Conning Students and Busting Unions at LIU

On the Saturday before Labor Day, the 400 members of Long Island University Brooklyn’s faculty union (LIUFF) received word from the administration that their salaries, health insurance, campus email accounts, and jobs were being discontinued. Replacement “professors” (scabs recruited as early as July on monster.com) and administrators stepped up to the lecterns to face confused and angry students on the first day of classes as professors filled out unemployment forms at the nearby Brooklyn Commons cafe. The lockout ended last Wednesday with a faculty contract extension until next May. The LIUFF declared victory. And qualified professors returned to classrooms.

LIU’s lockout was unprecedented in higher education. Lockouts normally occur in the industrial sector, not in the service economy where customer satisfaction trumps business disruptions. And lockouts rarely work because the media and the public side with workers who are available to work but are blocked from doing so by management. Lockouts are bad PR. LIU’s administration–led by its president/CEO/union breaker Kimberly Cline—hoped to preempt a faculty strike, but their ploy failed miserably. Perhaps Cline should have consulted labor history. Perhaps she assumed students wouldn’t raise a ruckus. Perhaps she assumed, as is typical of a corporate mindset, that LIU’s students were passive consumers, indifferent to who stood in front of them, as long as they got a grade for the money they paid. Perhaps Cline bet on the fact that this majority minority student population, poor and heavily indebted, couldn’t afford to walk out of classes. But, man, these students were pissed. Hundreds walked out of classes at noon Thursday, the second day of school. The students joined protesting faculty, chanting, “Let us learn!” and faculty chanted in return, “Let us teach!” And, meanwhile, in the midst of the chaos unleashed by a reckless administration, some students had tough choices to make.

The Guardian ran a profile of one such student in a recent piece, “LIU Lockout: US Professors and Students Seen as Disposable Commodities.” The article’s author, Rose Hackman, writes, “The lockout—thought to be the first of its kind in the US—not only signals a worrying turn for the value placed on professors as disposable commodities, but highlights the extra hurdles faced by working class students of color as they seek to fight their way to the American dream.” Hackman highlights the case of Nichia McFarlane, a 24 year-old Brooklyn native, who after running away from a difficult home, worked two full-time jobs and enrolled full-time at LIU. After a difficult time early in her studies, Nichia’s life was changed by an English professor. She won essay awards in the English department, and became an academic star. Her most recent essay reflected on the importance of higher education to the empowerment of women of color. LIU’s faculty empowered Nichia. But then the lockout was announced. Looking forward to courses taught by faculty she knew and esteemed, Nichia realized that might be not be possible. She also received an email from the administration saying the date to withdraw without penalty had been shortened. Feeling coerced and conned, she withdrew from LIU: “As they were locking out faculty, they were trying to lock students in. It felt like a con or a scam. I don’t want to think that about the university I am going to.” Nichia doesn’t know what her next move will be.

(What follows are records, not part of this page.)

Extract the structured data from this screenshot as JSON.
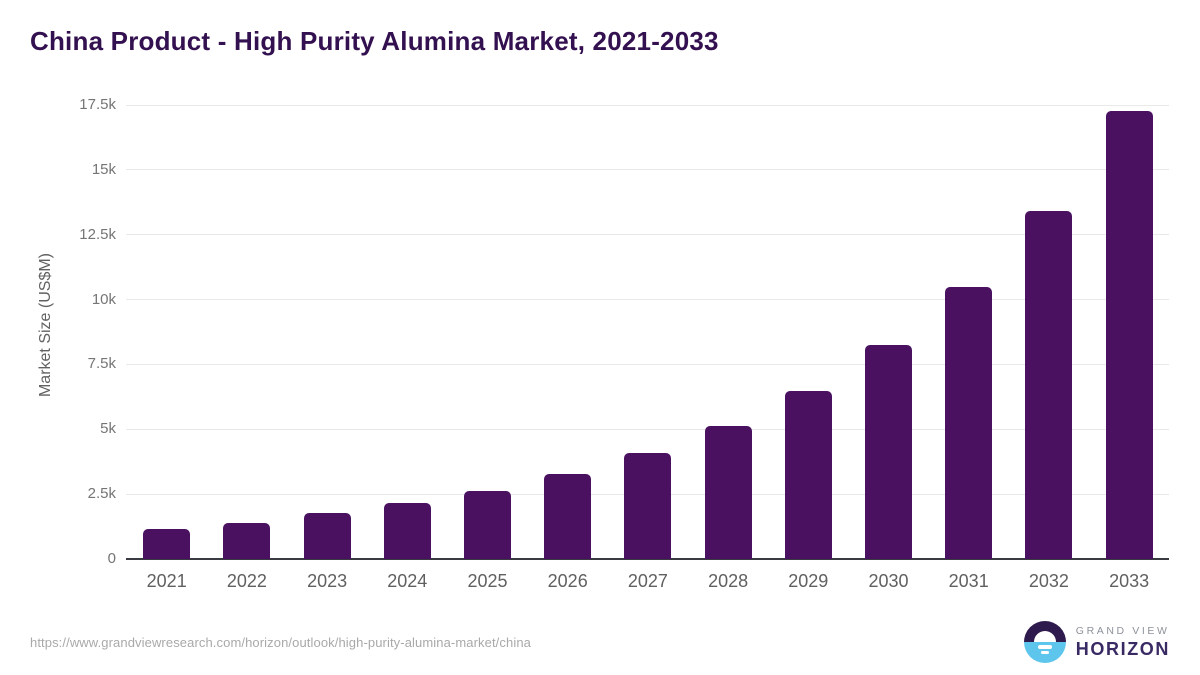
{
  "header": {
    "title": "China Product - High Purity Alumina Market, 2021-2033"
  },
  "chart_data": {
    "type": "bar",
    "title": "China Product - High Purity Alumina Market, 2021-2033",
    "categories": [
      "2021",
      "2022",
      "2023",
      "2024",
      "2025",
      "2026",
      "2027",
      "2028",
      "2029",
      "2030",
      "2031",
      "2032",
      "2033"
    ],
    "values": [
      1150,
      1400,
      1760,
      2150,
      2620,
      3280,
      4070,
      5130,
      6480,
      8250,
      10500,
      13420,
      17270
    ],
    "unit": "US$M",
    "xlabel": "",
    "ylabel": "Market Size (US$M)",
    "ylim": [
      0,
      17500
    ],
    "ytick_values": [
      0,
      2500,
      5000,
      7500,
      10000,
      12500,
      15000,
      17500
    ],
    "ytick_labels": [
      "0",
      "2.5k",
      "5k",
      "7.5k",
      "10k",
      "12.5k",
      "15k",
      "17.5k"
    ],
    "grid": true,
    "legend": false,
    "bar_color": "#4A1161"
  },
  "footer": {
    "source_url": "https://www.grandviewresearch.com/horizon/outlook/high-purity-alumina-market/china",
    "logo": {
      "line1": "GRAND VIEW",
      "line2": "HORIZON"
    }
  },
  "colors": {
    "background": "#FFFFFF",
    "title": "#33104F",
    "bar": "#4A1161",
    "gridline": "#E9E9E9",
    "axis_line": "#3A3A42",
    "ytick_label": "#757575",
    "xtick_label": "#606060",
    "axis_title": "#616161",
    "url_text": "#A9A9A9",
    "logo_gray": "#8D929A",
    "logo_purple": "#3A2A64",
    "logo_icon_top": "#2E1A4C",
    "logo_icon_bottom": "#5EC5EC"
  }
}
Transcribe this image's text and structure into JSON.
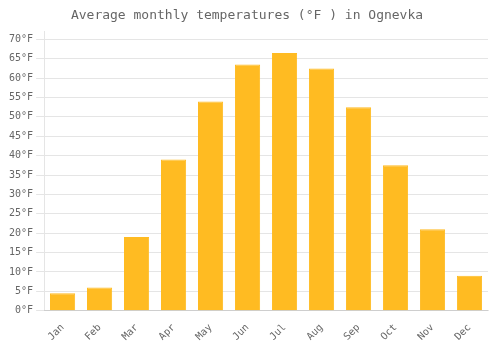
{
  "chart_data": {
    "type": "bar",
    "title": "Average monthly temperatures (°F ) in Ognevka",
    "categories": [
      "Jan",
      "Feb",
      "Mar",
      "Apr",
      "May",
      "Jun",
      "Jul",
      "Aug",
      "Sep",
      "Oct",
      "Nov",
      "Dec"
    ],
    "values": [
      4.5,
      6.0,
      19.0,
      39.0,
      54.0,
      63.5,
      66.5,
      62.5,
      52.5,
      37.5,
      21.0,
      9.0
    ],
    "color": "#FFBB22",
    "ylim": [
      0,
      72
    ],
    "yticks": [
      {
        "value": 0,
        "label": "0°F"
      },
      {
        "value": 5,
        "label": "5°F"
      },
      {
        "value": 10,
        "label": "10°F"
      },
      {
        "value": 15,
        "label": "15°F"
      },
      {
        "value": 20,
        "label": "20°F"
      },
      {
        "value": 25,
        "label": "25°F"
      },
      {
        "value": 30,
        "label": "30°F"
      },
      {
        "value": 35,
        "label": "35°F"
      },
      {
        "value": 40,
        "label": "40°F"
      },
      {
        "value": 45,
        "label": "45°F"
      },
      {
        "value": 50,
        "label": "50°F"
      },
      {
        "value": 55,
        "label": "55°F"
      },
      {
        "value": 60,
        "label": "60°F"
      },
      {
        "value": 65,
        "label": "65°F"
      },
      {
        "value": 70,
        "label": "70°F"
      }
    ],
    "grid": true
  }
}
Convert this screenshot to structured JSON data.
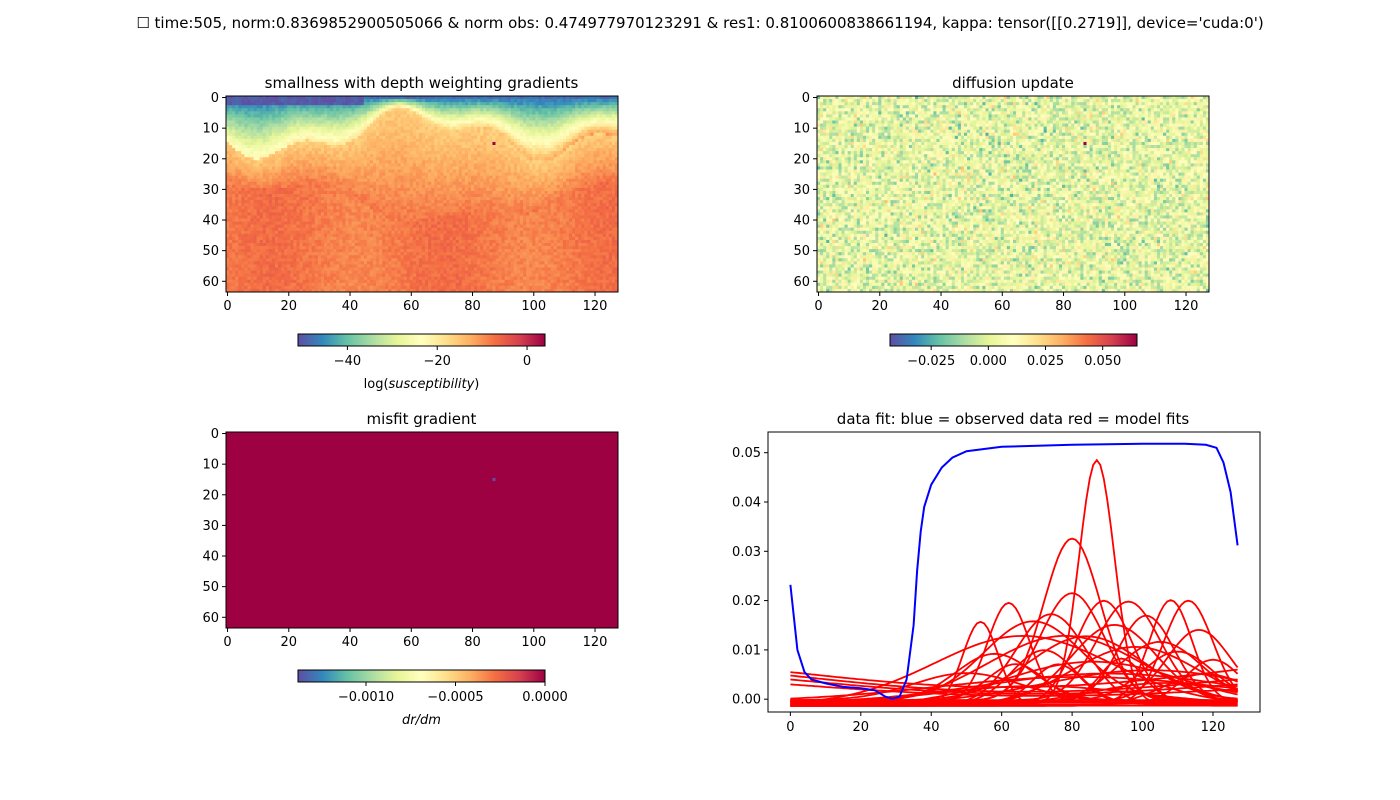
{
  "figure_title": "☐ time:505, norm:0.8369852900505066 & norm obs: 0.474977970123291 & res1: 0.8100600838661194, kappa: tensor([[0.2719]], device='cuda:0')",
  "colormap": [
    "#5e4fa2",
    "#3288bd",
    "#66c2a5",
    "#abdda4",
    "#e6f598",
    "#ffffbf",
    "#fee08b",
    "#fdae61",
    "#f46d43",
    "#d53e4f",
    "#9e0142"
  ],
  "chart_data": [
    {
      "type": "heatmap",
      "title": "smallness with depth weighting gradients",
      "x_ticks": [
        "0",
        "20",
        "40",
        "60",
        "80",
        "100",
        "120"
      ],
      "y_ticks": [
        "0",
        "10",
        "20",
        "30",
        "40",
        "50",
        "60"
      ],
      "xlim": [
        -0.5,
        127.5
      ],
      "ylim": [
        63.5,
        -0.5
      ],
      "grid_shape": [
        64,
        128
      ],
      "colorbar": {
        "ticks": [
          "−40",
          "−20",
          "0"
        ],
        "tick_values": [
          -40,
          -20,
          0
        ],
        "range": [
          -51,
          4
        ],
        "label": "log(susceptibility)"
      },
      "field": {
        "description": "smooth layered field: low (~-50) near top-left, rising to ~-5 in deeper rows",
        "top": -45,
        "bottom": -5
      },
      "hot_pixel": {
        "x": 87,
        "y": 15,
        "value": 4
      }
    },
    {
      "type": "heatmap",
      "title": "diffusion update",
      "x_ticks": [
        "0",
        "20",
        "40",
        "60",
        "80",
        "100",
        "120"
      ],
      "y_ticks": [
        "0",
        "10",
        "20",
        "30",
        "40",
        "50",
        "60"
      ],
      "xlim": [
        -0.5,
        127.5
      ],
      "ylim": [
        63.5,
        -0.5
      ],
      "grid_shape": [
        64,
        128
      ],
      "colorbar": {
        "ticks": [
          "−0.025",
          "0.000",
          "0.025",
          "0.050"
        ],
        "tick_values": [
          -0.025,
          0,
          0.025,
          0.05
        ],
        "range": [
          -0.043,
          0.065
        ],
        "label": ""
      },
      "field": {
        "description": "random noise centred near 0.0",
        "mean": 0.002,
        "spread": 0.012
      },
      "hot_pixel": {
        "x": 87,
        "y": 15,
        "value": 0.065
      }
    },
    {
      "type": "heatmap",
      "title": "misfit gradient",
      "x_ticks": [
        "0",
        "20",
        "40",
        "60",
        "80",
        "100",
        "120"
      ],
      "y_ticks": [
        "0",
        "10",
        "20",
        "30",
        "40",
        "50",
        "60"
      ],
      "xlim": [
        -0.5,
        127.5
      ],
      "ylim": [
        63.5,
        -0.5
      ],
      "grid_shape": [
        64,
        128
      ],
      "colorbar": {
        "ticks": [
          "−0.0010",
          "−0.0005",
          "0.0000"
        ],
        "tick_values": [
          -0.001,
          -0.0005,
          0
        ],
        "range": [
          -0.00138,
          0
        ],
        "label": "dr/dm"
      },
      "field": {
        "description": "uniform 0 everywhere except a single minimum pixel",
        "value": 0
      },
      "cold_pixel": {
        "x": 87,
        "y": 15,
        "value": -0.00138
      }
    },
    {
      "type": "line",
      "title": "data fit: blue = observed data  red = model fits",
      "x_ticks": [
        0,
        20,
        40,
        60,
        80,
        100,
        120
      ],
      "y_ticks": [
        "0.00",
        "0.01",
        "0.02",
        "0.03",
        "0.04",
        "0.05"
      ],
      "xlim": [
        -6.35,
        133.35
      ],
      "ylim": [
        -0.0026,
        0.0542
      ],
      "series": [
        {
          "color": "#0000ff",
          "points": [
            [
              0,
              0.0232
            ],
            [
              2,
              0.01
            ],
            [
              4,
              0.0055
            ],
            [
              6,
              0.004
            ],
            [
              10,
              0.0032
            ],
            [
              15,
              0.0025
            ],
            [
              20,
              0.0022
            ],
            [
              24,
              0.0018
            ],
            [
              27,
              0.0005
            ],
            [
              29,
              0.0001
            ],
            [
              31,
              0.0005
            ],
            [
              33,
              0.004
            ],
            [
              35,
              0.015
            ],
            [
              36,
              0.026
            ],
            [
              37,
              0.034
            ],
            [
              38,
              0.039
            ],
            [
              40,
              0.0435
            ],
            [
              43,
              0.047
            ],
            [
              46,
              0.049
            ],
            [
              50,
              0.0503
            ],
            [
              60,
              0.0512
            ],
            [
              80,
              0.0516
            ],
            [
              100,
              0.0518
            ],
            [
              112,
              0.0518
            ],
            [
              118,
              0.0516
            ],
            [
              121,
              0.051
            ],
            [
              123,
              0.048
            ],
            [
              125,
              0.042
            ],
            [
              127,
              0.0312
            ]
          ]
        }
      ],
      "model_fits": {
        "color": "#ff0000",
        "peaks": [
          {
            "center": 87,
            "amp": 0.0493,
            "width": 5.0
          },
          {
            "center": 80,
            "amp": 0.0328,
            "width": 8.0
          },
          {
            "center": 80,
            "amp": 0.022,
            "width": 9.0
          },
          {
            "center": 113,
            "amp": 0.0212,
            "width": 7.0
          },
          {
            "center": 89,
            "amp": 0.0213,
            "width": 8.0
          },
          {
            "center": 62,
            "amp": 0.0202,
            "width": 6.0
          },
          {
            "center": 96,
            "amp": 0.02,
            "width": 9.0
          },
          {
            "center": 108,
            "amp": 0.0207,
            "width": 6.0
          },
          {
            "center": 54,
            "amp": 0.017,
            "width": 5.0
          },
          {
            "center": 74,
            "amp": 0.0185,
            "width": 10.0
          },
          {
            "center": 101,
            "amp": 0.0175,
            "width": 8.0
          },
          {
            "center": 69,
            "amp": 0.016,
            "width": 14.0
          },
          {
            "center": 92,
            "amp": 0.0158,
            "width": 12.0
          },
          {
            "center": 78,
            "amp": 0.0142,
            "width": 22.0
          },
          {
            "center": 66,
            "amp": 0.014,
            "width": 25.0
          },
          {
            "center": 116,
            "amp": 0.0145,
            "width": 9.0
          },
          {
            "center": 84,
            "amp": 0.013,
            "width": 16.0
          },
          {
            "center": 105,
            "amp": 0.0125,
            "width": 12.0
          },
          {
            "center": 98,
            "amp": 0.012,
            "width": 18.0
          },
          {
            "center": 72,
            "amp": 0.011,
            "width": 9.0
          },
          {
            "center": 110,
            "amp": 0.01,
            "width": 10.0
          },
          {
            "center": 58,
            "amp": 0.0095,
            "width": 11.0
          },
          {
            "center": 120,
            "amp": 0.009,
            "width": 8.0
          },
          {
            "center": 86,
            "amp": 0.009,
            "width": 25.0
          },
          {
            "center": 76,
            "amp": 0.008,
            "width": 7.0
          },
          {
            "center": 94,
            "amp": 0.0085,
            "width": 6.0
          },
          {
            "center": 64,
            "amp": 0.0075,
            "width": 8.0
          },
          {
            "center": 102,
            "amp": 0.007,
            "width": 30.0
          },
          {
            "center": 118,
            "amp": 0.0065,
            "width": 12.0
          },
          {
            "center": 90,
            "amp": 0.006,
            "width": 35.0
          },
          {
            "center": 50,
            "amp": 0.0055,
            "width": 15.0
          },
          {
            "center": 82,
            "amp": 0.005,
            "width": 40.0
          },
          {
            "center": 106,
            "amp": 0.0045,
            "width": 20.0
          },
          {
            "center": 70,
            "amp": 0.004,
            "width": 30.0
          }
        ],
        "rising_lines": [
          {
            "start": 0.0055,
            "end": 0.006
          },
          {
            "start": 0.0048,
            "end": 0.004
          },
          {
            "start": 0.004,
            "end": 0.003
          },
          {
            "start": 0.003,
            "end": 0.002
          }
        ]
      }
    }
  ]
}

Nichia’s story has many lessons for us. One lesson has to do with faculty. Her professors changed her life. In her English classes, Nichia, a poor but brilliantly talented woman of color, found a voice and found hope. Kimberly Cline’s lockout has stifled that voice and dimmed that hope. A second lesson has to do with racism. The contract standoff at LIU involves pay parity: faculty at LIU Brooklyn, an urban majority minority campus, make significantly less money than faculty at the main LIU Post campus, a majority white institution located “on the plush 300-acre estate of a cereal magnate, along an area of Long Island known for its opulence, sometimes named the Gold Coast.” Paraphrasing the view of Ben Saunders, an LIU Brooklyn psychology professor, Rose Hackman writes, “[The] campus in Brooklyn is effectively funding the Post campus, echoing critiques long made over the centuries by black public intellectuals: that communities of color are systematically plundered to support unrealistic standards of living for whiter communities.” A third lesson has to do with administrative bloat and exploding administrative salaries. Hired to cut costs, Kimberly Cline went after faculty and unions, while earning about $475,000 a year, about $75,000 more than President Obama. The final and most important lesson from Nichia’s story has to do with the students. The message sent to students at LIU is: The quality of your education doesn’t matter to us. You don’t really matter to us. But your dollars do. And the students, sensing a grand betrayal, cry, “Let us learn!”